Pipermail Archives Removed from Google Index
May 20th, 2006 by Alex
A few days ago, requests for the public archives of my SAIC mailing list ceased. It appears that the pipermail archives have been removed from Google’s index entirely.
A few weeks ago, I noticed a rather large spike in traffic to the archives. After looking at my referral logs, much of the new traffic originated from Google search results. A quick site search on Google yielded a LOT of pages from the archives. Some of the queries on “SAIC IPO” referenced my pages on the first page of results.
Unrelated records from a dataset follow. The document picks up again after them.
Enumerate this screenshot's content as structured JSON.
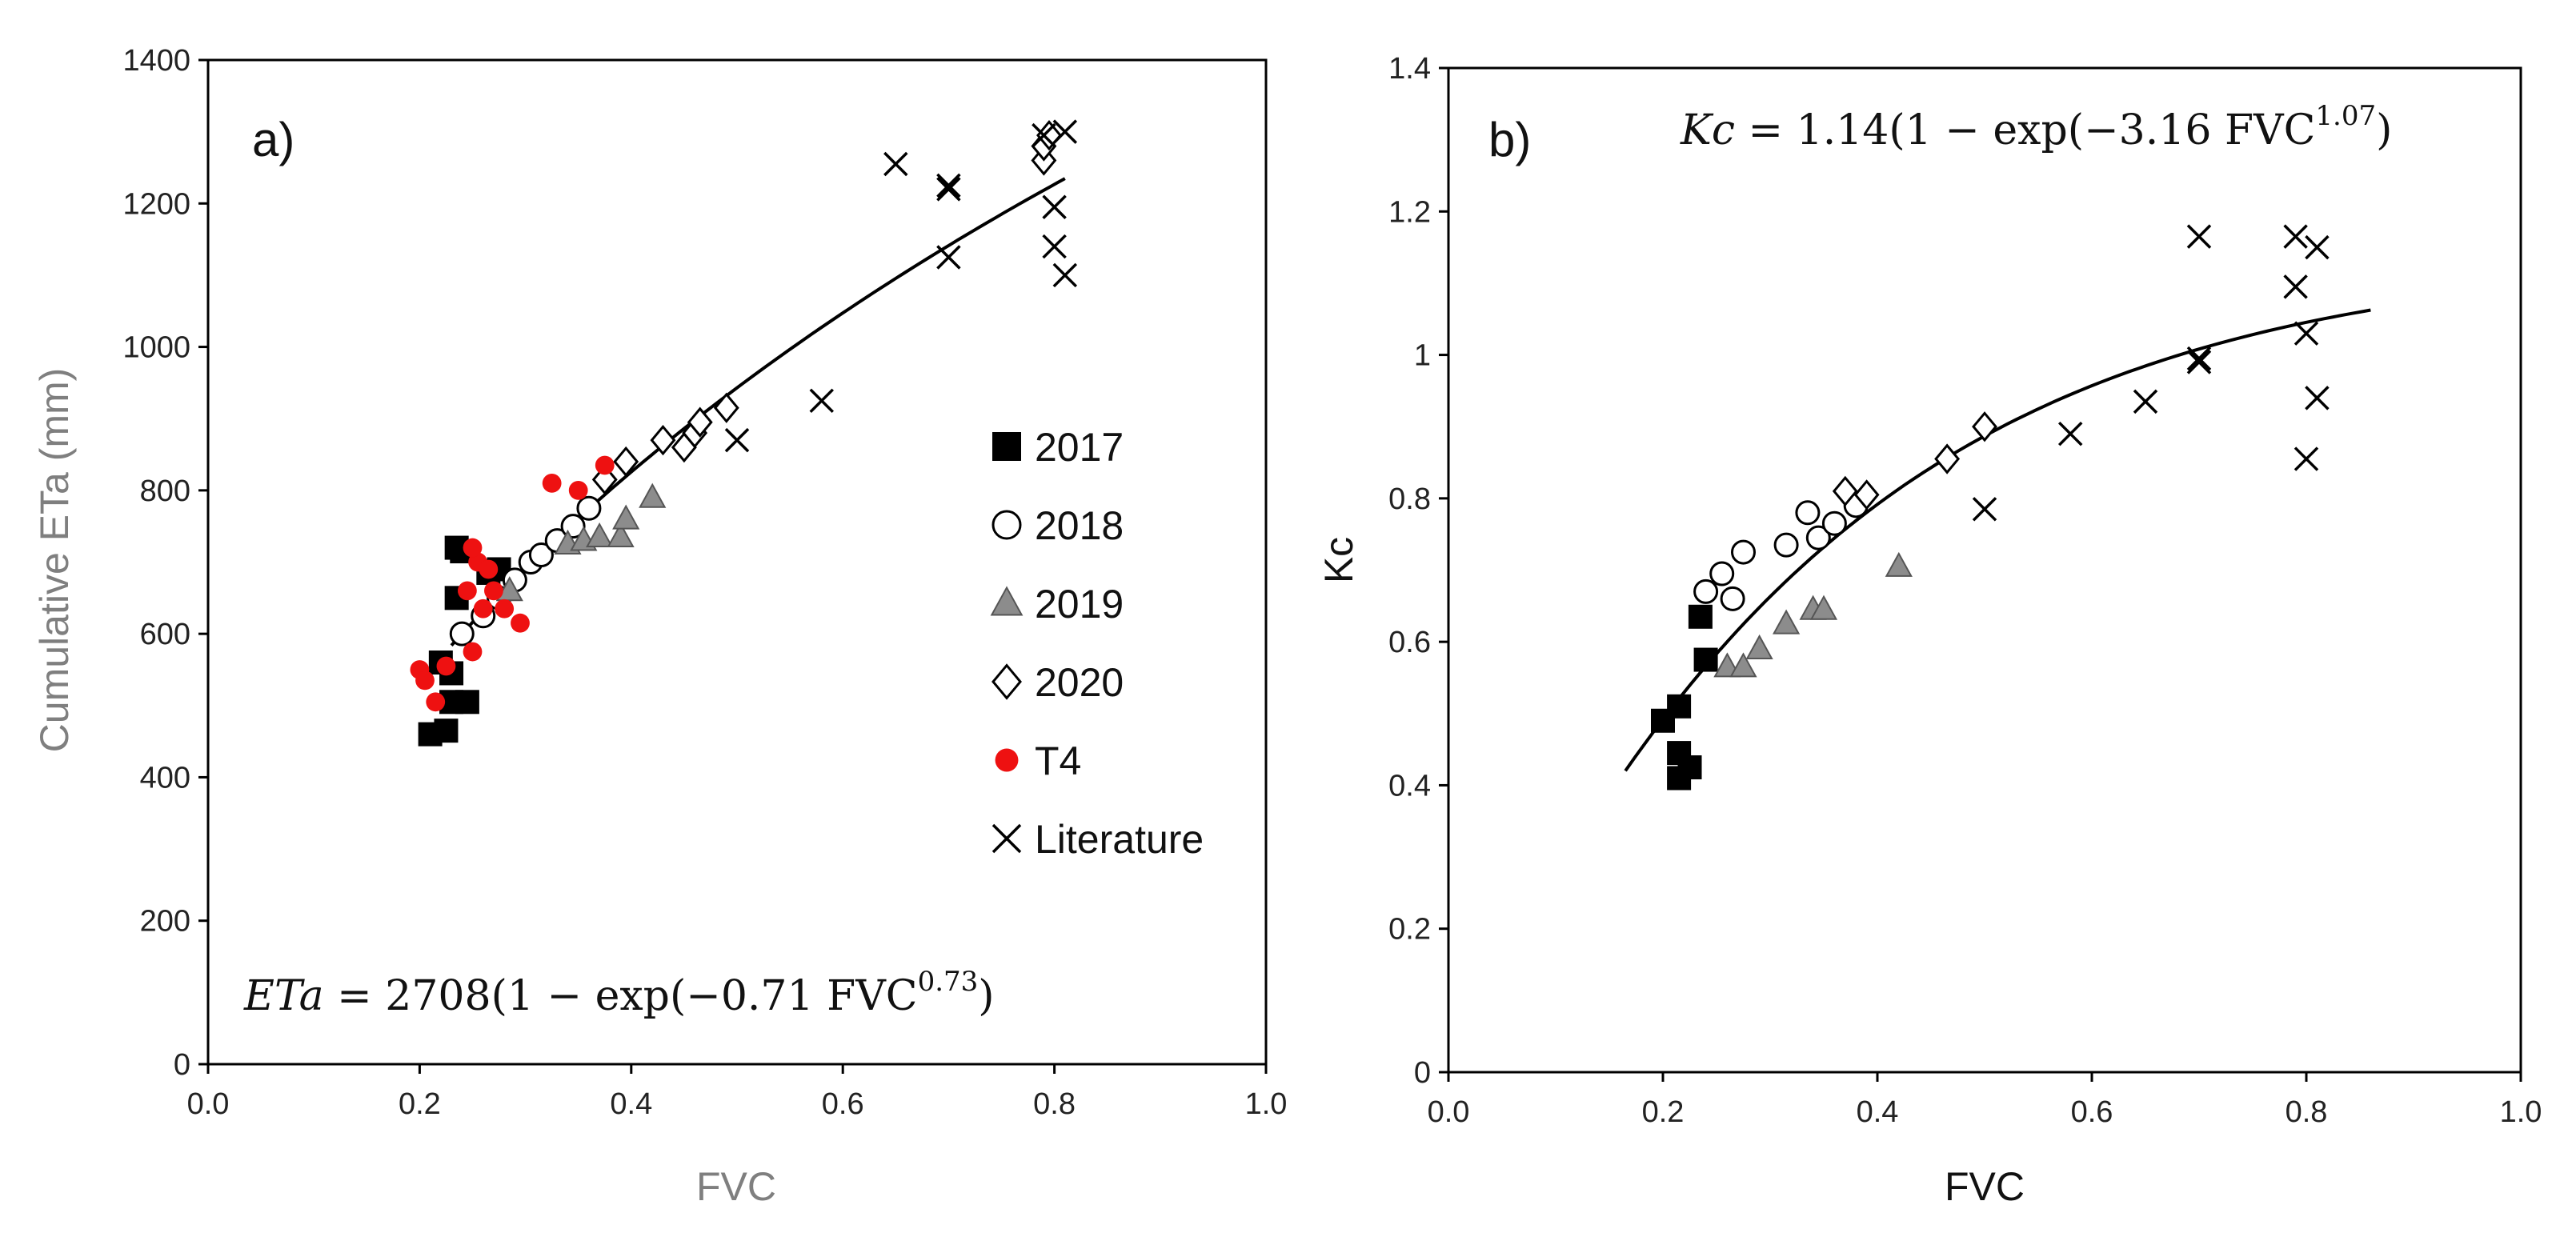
{
  "chart_data": [
    {
      "type": "scatter",
      "panel_label": "a)",
      "xlabel": "FVC",
      "ylabel": "Cumulative ETa (mm)",
      "xlim": [
        0.0,
        1.0
      ],
      "ylim": [
        0,
        1400
      ],
      "xticks": [
        "0.0",
        "0.2",
        "0.4",
        "0.6",
        "0.8",
        "1.0"
      ],
      "yticks": [
        "0",
        "200",
        "400",
        "600",
        "800",
        "1000",
        "1200",
        "1400"
      ],
      "equation": {
        "lhs": "ETa",
        "body": " = 2708(1 − exp(−0.71 FVC",
        "sup": "0.73",
        "tail": ")"
      },
      "fit": {
        "a": 2708,
        "b": 0.71,
        "c": 0.73,
        "x_range": [
          0.23,
          0.81
        ]
      },
      "legend": [
        {
          "name": "2017",
          "marker": "square",
          "color": "#000000"
        },
        {
          "name": "2018",
          "marker": "circle-open",
          "color": "#000000"
        },
        {
          "name": "2019",
          "marker": "triangle",
          "color": "#8c8c8c"
        },
        {
          "name": "2020",
          "marker": "diamond-open",
          "color": "#000000"
        },
        {
          "name": "T4",
          "marker": "circle",
          "color": "#ee1111"
        },
        {
          "name": "Literature",
          "marker": "x",
          "color": "#000000"
        }
      ],
      "series": [
        {
          "name": "2017",
          "points": [
            [
              0.21,
              460
            ],
            [
              0.225,
              465
            ],
            [
              0.23,
              505
            ],
            [
              0.245,
              505
            ],
            [
              0.22,
              560
            ],
            [
              0.23,
              545
            ],
            [
              0.235,
              650
            ],
            [
              0.24,
              715
            ],
            [
              0.235,
              720
            ],
            [
              0.275,
              690
            ],
            [
              0.265,
              685
            ]
          ]
        },
        {
          "name": "2018",
          "points": [
            [
              0.24,
              600
            ],
            [
              0.26,
              625
            ],
            [
              0.275,
              650
            ],
            [
              0.29,
              675
            ],
            [
              0.305,
              700
            ],
            [
              0.315,
              710
            ],
            [
              0.33,
              730
            ],
            [
              0.345,
              750
            ],
            [
              0.36,
              775
            ]
          ]
        },
        {
          "name": "2019",
          "points": [
            [
              0.285,
              660
            ],
            [
              0.34,
              725
            ],
            [
              0.355,
              730
            ],
            [
              0.37,
              735
            ],
            [
              0.39,
              735
            ],
            [
              0.395,
              760
            ],
            [
              0.42,
              790
            ]
          ]
        },
        {
          "name": "2020",
          "points": [
            [
              0.375,
              815
            ],
            [
              0.395,
              840
            ],
            [
              0.43,
              870
            ],
            [
              0.45,
              860
            ],
            [
              0.46,
              880
            ],
            [
              0.465,
              895
            ],
            [
              0.49,
              915
            ],
            [
              0.79,
              1260
            ],
            [
              0.79,
              1280
            ],
            [
              0.795,
              1295
            ]
          ]
        },
        {
          "name": "T4",
          "points": [
            [
              0.2,
              550
            ],
            [
              0.205,
              535
            ],
            [
              0.215,
              505
            ],
            [
              0.225,
              555
            ],
            [
              0.25,
              575
            ],
            [
              0.245,
              660
            ],
            [
              0.255,
              700
            ],
            [
              0.265,
              690
            ],
            [
              0.27,
              660
            ],
            [
              0.26,
              635
            ],
            [
              0.28,
              635
            ],
            [
              0.295,
              615
            ],
            [
              0.25,
              720
            ],
            [
              0.325,
              810
            ],
            [
              0.35,
              800
            ],
            [
              0.375,
              835
            ]
          ]
        },
        {
          "name": "Literature",
          "points": [
            [
              0.5,
              870
            ],
            [
              0.58,
              925
            ],
            [
              0.65,
              1255
            ],
            [
              0.7,
              1220
            ],
            [
              0.7,
              1225
            ],
            [
              0.7,
              1125
            ],
            [
              0.8,
              1195
            ],
            [
              0.8,
              1140
            ],
            [
              0.81,
              1100
            ],
            [
              0.81,
              1300
            ],
            [
              0.79,
              1295
            ]
          ]
        }
      ]
    },
    {
      "type": "scatter",
      "panel_label": "b)",
      "xlabel": "FVC",
      "ylabel": "Kc",
      "xlim": [
        0.0,
        1.0
      ],
      "ylim": [
        0,
        1.4
      ],
      "xticks": [
        "0.0",
        "0.2",
        "0.4",
        "0.6",
        "0.8",
        "1.0"
      ],
      "yticks": [
        "0",
        "0.2",
        "0.4",
        "0.6",
        "0.8",
        "1",
        "1.2",
        "1.4"
      ],
      "equation": {
        "lhs": "Kc",
        "body": " = 1.14(1 − exp(−3.16 FVC",
        "sup": "1.07",
        "tail": ")"
      },
      "fit": {
        "a": 1.14,
        "b": 3.16,
        "c": 1.07,
        "x_range": [
          0.165,
          0.86
        ]
      },
      "series": [
        {
          "name": "2017",
          "points": [
            [
              0.2,
              0.49
            ],
            [
              0.215,
              0.51
            ],
            [
              0.215,
              0.445
            ],
            [
              0.225,
              0.425
            ],
            [
              0.215,
              0.41
            ],
            [
              0.235,
              0.635
            ],
            [
              0.24,
              0.575
            ]
          ]
        },
        {
          "name": "2018",
          "points": [
            [
              0.24,
              0.67
            ],
            [
              0.255,
              0.695
            ],
            [
              0.265,
              0.66
            ],
            [
              0.275,
              0.725
            ],
            [
              0.315,
              0.735
            ],
            [
              0.335,
              0.78
            ],
            [
              0.345,
              0.745
            ],
            [
              0.36,
              0.765
            ],
            [
              0.38,
              0.79
            ]
          ]
        },
        {
          "name": "2019",
          "points": [
            [
              0.26,
              0.565
            ],
            [
              0.275,
              0.565
            ],
            [
              0.29,
              0.59
            ],
            [
              0.315,
              0.625
            ],
            [
              0.34,
              0.645
            ],
            [
              0.35,
              0.645
            ],
            [
              0.42,
              0.705
            ]
          ]
        },
        {
          "name": "2020",
          "points": [
            [
              0.37,
              0.81
            ],
            [
              0.39,
              0.805
            ],
            [
              0.465,
              0.855
            ],
            [
              0.5,
              0.9
            ]
          ]
        },
        {
          "name": "Literature",
          "points": [
            [
              0.5,
              0.785
            ],
            [
              0.58,
              0.89
            ],
            [
              0.65,
              0.935
            ],
            [
              0.7,
              0.99
            ],
            [
              0.7,
              0.995
            ],
            [
              0.7,
              1.165
            ],
            [
              0.79,
              1.165
            ],
            [
              0.79,
              1.095
            ],
            [
              0.8,
              1.03
            ],
            [
              0.81,
              1.15
            ],
            [
              0.81,
              0.94
            ],
            [
              0.8,
              0.855
            ]
          ]
        }
      ]
    }
  ]
}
It is hard to find news articles of interest without a search engine of some sort, especially with two years of content. I originally submitted the site to Google so that I wouldn’t have to index it myself. If I could pull in a bit of revenue from AdSense, so much the better. Before the spike in traffic, the archive pages never really made it up there in the rankings, but when combined with the “site:vision.moundalexis.com” parameter it was a useful enough way to search the archives for a particular topic.
Today, a site search yields only the Mailman listinfo pages. None of the pipermail archives. It isn’t a global phenomenon either; other sites still have archives, for example a query for “Blue Security” from ISN’s archives. At first I thought that the type of content was to blame: reprints. Given the nature of ISN, that doesn’t make sense either.
Proof that Google — as grand as they can be — can’t be depended on for some services. While this isn’t news, given their terms of service, it’s a new problem for me to deal with. I’ll probably never know why the pages were removed from the index, but it appears that I’ll have to find a new mechanism for searching the archives.